If they are spawning the males will often get really dark. Other than that idk.


----------



## foundationfisher

fishinnick said:


> If they are spawning the males will often get really dark. Other than that idk.


i've noticed this where i fish. i've caught fish that were almost completly black. i think they were white crappies, but i didn't count spines. black or white, it doesen't make any difference to me. thet both fry up a nice golden brown.


----------



## nicklesman

Correct the black crappie males will be very dark and the black females will have more white to them while the white male will have black around the head and the females will be lighter will try to get some pics for you
Adam


----------



## nicklesman

top is a black male
2nd down is a black female
3rd down is a white male
bottom is a white female


----------



## Huntinbull

Thanks for all the great replies! Anyone now care to enlighten me about counting spines to tell species? I didn't realize how much I didn't know, until I realized how much I didn't know!


----------



## MLAROSA

I had no idea about counting spines either. Judging the pictures blacks have 7 spines and whites have 5?


----------



## huntindoggie22

Black crappie either have 7 or 8 and white crappie have a maximum of six.


----------



## Jigging Jim

Thank You for the Fish ID


----------



## nicklesman

Also notice whites have vertical stripes where blacks have specs
_OutdoorHub Mobile, the information engine of the outdoors_


----------



## Intimidator

You guys are correct about the spines, vertical bars, splotches, and White male crappies turning dark during the spawn! 
The only fool-proof way of telling between White Crappie and Black Crappie are the number of dorsal spines.

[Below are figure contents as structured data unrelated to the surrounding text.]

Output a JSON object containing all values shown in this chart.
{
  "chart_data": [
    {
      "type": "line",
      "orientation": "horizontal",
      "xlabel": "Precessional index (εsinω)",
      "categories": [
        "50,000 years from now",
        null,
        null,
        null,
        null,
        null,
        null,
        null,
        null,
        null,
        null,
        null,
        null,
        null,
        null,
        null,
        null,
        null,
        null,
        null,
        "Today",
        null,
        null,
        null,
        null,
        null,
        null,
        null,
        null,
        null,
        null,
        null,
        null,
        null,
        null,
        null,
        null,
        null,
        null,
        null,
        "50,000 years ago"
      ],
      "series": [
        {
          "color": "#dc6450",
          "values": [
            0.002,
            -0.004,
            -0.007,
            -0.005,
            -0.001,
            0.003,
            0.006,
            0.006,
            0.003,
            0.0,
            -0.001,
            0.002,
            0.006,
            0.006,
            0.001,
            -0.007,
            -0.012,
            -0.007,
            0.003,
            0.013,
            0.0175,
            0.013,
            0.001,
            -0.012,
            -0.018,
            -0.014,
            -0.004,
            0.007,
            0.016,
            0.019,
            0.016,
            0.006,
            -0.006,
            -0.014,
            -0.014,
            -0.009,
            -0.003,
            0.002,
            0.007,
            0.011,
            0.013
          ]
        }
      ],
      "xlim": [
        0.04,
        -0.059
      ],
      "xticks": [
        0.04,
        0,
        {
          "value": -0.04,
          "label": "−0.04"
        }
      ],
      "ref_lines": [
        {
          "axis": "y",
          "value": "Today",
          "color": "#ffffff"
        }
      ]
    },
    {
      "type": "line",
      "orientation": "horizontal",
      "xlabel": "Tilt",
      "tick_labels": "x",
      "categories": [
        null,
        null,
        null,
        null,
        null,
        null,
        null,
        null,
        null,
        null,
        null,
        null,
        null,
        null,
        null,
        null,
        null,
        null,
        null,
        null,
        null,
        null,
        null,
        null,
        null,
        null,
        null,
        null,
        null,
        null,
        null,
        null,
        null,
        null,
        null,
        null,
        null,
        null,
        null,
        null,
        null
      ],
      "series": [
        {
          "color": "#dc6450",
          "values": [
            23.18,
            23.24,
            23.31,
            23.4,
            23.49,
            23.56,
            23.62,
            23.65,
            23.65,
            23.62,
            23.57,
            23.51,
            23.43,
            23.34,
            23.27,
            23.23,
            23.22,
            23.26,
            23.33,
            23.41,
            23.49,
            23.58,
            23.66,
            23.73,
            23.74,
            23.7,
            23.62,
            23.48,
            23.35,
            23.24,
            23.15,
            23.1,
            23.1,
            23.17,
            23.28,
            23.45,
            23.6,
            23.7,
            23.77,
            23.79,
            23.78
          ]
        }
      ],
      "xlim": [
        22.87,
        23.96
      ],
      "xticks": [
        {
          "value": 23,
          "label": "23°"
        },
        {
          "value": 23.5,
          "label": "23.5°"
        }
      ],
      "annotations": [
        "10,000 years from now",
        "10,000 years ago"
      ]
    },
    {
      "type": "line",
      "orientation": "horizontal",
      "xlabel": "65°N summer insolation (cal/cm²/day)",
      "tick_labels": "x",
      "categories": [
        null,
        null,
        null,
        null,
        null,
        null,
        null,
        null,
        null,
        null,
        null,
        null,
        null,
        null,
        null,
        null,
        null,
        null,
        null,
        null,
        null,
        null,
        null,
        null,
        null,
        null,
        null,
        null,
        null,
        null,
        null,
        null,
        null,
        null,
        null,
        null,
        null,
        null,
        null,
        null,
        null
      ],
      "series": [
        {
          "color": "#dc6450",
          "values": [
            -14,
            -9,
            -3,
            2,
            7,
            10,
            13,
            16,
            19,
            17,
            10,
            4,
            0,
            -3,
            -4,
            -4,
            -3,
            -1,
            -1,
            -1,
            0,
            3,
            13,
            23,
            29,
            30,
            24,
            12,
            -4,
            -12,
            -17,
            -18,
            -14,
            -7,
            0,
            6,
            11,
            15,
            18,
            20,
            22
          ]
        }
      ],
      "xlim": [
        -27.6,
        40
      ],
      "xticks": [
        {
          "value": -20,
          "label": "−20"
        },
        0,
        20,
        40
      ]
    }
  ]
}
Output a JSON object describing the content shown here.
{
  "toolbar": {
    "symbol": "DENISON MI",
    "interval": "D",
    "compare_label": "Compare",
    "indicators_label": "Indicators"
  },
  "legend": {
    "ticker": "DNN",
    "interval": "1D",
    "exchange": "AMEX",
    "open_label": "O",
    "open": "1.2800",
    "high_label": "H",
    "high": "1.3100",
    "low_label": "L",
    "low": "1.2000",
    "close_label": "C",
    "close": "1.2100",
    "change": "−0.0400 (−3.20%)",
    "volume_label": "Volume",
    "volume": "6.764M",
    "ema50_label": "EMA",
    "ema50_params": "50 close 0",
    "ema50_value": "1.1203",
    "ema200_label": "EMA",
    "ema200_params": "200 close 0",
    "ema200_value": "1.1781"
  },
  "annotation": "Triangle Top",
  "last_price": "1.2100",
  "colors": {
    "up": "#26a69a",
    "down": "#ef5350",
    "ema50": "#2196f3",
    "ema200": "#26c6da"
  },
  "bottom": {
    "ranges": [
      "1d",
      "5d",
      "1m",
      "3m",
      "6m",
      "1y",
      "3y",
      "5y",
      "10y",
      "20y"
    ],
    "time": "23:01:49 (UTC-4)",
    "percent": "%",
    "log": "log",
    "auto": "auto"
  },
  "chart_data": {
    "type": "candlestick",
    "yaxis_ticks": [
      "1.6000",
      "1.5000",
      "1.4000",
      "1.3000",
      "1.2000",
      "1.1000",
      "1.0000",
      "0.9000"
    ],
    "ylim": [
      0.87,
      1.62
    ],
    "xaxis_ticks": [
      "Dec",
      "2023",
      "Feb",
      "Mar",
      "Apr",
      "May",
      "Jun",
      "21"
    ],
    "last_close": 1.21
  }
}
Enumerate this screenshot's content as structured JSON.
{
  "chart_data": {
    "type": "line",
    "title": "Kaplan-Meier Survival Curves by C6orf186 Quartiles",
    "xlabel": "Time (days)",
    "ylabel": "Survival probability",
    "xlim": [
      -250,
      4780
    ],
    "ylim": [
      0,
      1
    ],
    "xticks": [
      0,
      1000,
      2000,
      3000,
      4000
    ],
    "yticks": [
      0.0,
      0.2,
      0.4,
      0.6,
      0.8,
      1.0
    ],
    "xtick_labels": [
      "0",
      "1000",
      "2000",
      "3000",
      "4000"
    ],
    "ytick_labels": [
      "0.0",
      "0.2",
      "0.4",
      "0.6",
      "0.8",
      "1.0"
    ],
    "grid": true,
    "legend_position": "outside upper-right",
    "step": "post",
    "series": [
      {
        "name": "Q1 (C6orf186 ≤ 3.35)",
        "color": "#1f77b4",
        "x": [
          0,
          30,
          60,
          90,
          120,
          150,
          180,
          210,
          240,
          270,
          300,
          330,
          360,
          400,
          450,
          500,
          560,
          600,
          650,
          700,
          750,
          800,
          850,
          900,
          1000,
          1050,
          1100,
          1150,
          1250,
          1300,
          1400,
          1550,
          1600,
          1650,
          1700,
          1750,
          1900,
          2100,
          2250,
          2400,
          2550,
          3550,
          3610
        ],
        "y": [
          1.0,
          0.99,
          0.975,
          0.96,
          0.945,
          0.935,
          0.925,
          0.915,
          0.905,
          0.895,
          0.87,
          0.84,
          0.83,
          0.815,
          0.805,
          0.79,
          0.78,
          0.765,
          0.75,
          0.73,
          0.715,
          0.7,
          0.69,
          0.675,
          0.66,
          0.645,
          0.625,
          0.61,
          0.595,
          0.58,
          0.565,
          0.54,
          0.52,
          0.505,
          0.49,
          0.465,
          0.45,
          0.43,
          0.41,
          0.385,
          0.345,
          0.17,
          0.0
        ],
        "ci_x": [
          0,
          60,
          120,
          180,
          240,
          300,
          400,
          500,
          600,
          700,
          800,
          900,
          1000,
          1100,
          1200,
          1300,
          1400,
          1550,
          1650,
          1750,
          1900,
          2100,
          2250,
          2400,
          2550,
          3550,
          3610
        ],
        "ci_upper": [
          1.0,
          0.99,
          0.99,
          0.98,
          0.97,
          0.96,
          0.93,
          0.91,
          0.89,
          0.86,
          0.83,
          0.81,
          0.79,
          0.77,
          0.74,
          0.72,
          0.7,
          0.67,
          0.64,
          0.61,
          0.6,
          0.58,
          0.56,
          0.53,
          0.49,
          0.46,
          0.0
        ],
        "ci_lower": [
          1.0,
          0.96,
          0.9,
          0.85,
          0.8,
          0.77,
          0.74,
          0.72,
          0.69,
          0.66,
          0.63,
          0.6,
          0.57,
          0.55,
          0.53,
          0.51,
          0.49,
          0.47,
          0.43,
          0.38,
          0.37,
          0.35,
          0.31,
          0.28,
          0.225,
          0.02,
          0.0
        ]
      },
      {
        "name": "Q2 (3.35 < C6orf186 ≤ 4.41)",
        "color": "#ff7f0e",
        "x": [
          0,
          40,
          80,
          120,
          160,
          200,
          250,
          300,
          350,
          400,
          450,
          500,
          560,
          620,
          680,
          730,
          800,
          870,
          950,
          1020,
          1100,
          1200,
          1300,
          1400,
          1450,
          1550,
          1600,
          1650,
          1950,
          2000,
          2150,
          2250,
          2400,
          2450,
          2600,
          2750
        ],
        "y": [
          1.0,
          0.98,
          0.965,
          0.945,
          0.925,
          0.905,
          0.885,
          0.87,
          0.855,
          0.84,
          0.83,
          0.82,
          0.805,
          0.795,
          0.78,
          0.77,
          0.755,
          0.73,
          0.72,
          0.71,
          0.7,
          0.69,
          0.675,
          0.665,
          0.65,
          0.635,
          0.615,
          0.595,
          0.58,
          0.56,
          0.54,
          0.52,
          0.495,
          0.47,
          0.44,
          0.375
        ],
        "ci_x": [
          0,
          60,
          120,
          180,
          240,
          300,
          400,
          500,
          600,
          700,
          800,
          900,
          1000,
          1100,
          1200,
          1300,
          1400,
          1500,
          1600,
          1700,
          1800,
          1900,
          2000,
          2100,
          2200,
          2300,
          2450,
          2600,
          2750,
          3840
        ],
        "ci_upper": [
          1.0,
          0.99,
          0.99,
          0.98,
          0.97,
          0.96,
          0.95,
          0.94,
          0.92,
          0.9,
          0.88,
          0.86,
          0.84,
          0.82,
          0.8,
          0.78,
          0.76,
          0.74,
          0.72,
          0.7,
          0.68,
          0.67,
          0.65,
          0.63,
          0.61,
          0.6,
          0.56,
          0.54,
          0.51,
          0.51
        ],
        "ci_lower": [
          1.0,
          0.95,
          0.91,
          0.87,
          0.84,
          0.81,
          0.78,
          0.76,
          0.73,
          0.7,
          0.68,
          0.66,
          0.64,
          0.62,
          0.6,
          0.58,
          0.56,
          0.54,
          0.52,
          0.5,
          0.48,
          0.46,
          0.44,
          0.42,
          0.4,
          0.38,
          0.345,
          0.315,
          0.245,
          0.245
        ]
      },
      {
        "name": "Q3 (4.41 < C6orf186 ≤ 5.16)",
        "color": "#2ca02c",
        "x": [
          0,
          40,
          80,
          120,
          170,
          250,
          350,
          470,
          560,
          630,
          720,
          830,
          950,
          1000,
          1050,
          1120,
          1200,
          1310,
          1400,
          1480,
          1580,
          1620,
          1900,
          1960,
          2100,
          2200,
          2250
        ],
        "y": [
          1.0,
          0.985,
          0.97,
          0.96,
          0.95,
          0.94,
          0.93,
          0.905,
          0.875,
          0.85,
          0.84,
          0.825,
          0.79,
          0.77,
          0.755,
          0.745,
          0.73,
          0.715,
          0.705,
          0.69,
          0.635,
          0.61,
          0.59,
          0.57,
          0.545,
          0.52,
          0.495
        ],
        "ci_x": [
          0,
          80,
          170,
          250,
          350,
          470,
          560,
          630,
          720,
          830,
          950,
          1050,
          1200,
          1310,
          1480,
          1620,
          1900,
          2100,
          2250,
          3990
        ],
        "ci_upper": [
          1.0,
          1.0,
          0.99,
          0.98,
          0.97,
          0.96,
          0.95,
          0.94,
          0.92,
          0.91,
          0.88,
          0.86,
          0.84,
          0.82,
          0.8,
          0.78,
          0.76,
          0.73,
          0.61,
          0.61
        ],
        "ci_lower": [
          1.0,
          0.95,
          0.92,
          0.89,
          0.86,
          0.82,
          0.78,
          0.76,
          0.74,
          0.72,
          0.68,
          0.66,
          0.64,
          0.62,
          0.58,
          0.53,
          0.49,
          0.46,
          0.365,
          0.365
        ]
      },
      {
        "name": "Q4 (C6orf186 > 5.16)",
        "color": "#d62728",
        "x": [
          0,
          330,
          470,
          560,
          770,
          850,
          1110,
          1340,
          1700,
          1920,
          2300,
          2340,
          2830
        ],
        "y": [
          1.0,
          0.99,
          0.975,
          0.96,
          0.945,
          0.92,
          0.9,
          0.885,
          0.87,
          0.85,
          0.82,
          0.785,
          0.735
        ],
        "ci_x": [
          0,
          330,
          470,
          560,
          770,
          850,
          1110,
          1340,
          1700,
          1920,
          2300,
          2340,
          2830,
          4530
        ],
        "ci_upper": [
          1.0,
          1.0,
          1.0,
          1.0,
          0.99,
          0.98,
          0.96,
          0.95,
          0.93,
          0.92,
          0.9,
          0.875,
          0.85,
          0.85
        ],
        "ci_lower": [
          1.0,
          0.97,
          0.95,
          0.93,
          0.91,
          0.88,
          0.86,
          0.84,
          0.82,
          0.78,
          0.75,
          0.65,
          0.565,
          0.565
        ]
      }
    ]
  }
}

Most of the time a White Crappie also has a longer body which make the dorsal spines appear to be closer to the tail than the Black Crappie. Black Crappie have bigger "shoulders" since they are more compact, they also like cleaner and clearer water than Whites. 
Man, now I'm getting Hungrey!


----------



## JimmyZ

In the spring it's easy telling which is female/male. Even if they aren't leaking eggs or squirting, the females usually aren't as dark and have bulging bellies. In the fall/winter I have absoulutly no idea how to tell the difference.

Counting the dorsel spines is a sure way to tell white/black. But once u catch both regularly u can tell the difference as soon as you see them.


----------



## chaunc

I've been a crappie fisherman for quite a few years and i personally dont know anyone that can tell the male from the female a month after the spawn is over.  Just cant see the diffrence without opening them up. And anyway, they all taste the same. Can understand wanting to throw the girls back during the spawn but after then, makes no diffrence. Eat em all. Also telling the white crappie from the black is very easy if you take a minute to REALLY look at the fish. Dont have to count spines to tell the diffrence until they get over 3lbs. Then the verticle bars are harder to see or they lose them completely. The specks will always look like someone threw some paint on them. This is from not just what i read, but from personal experience as well.


----------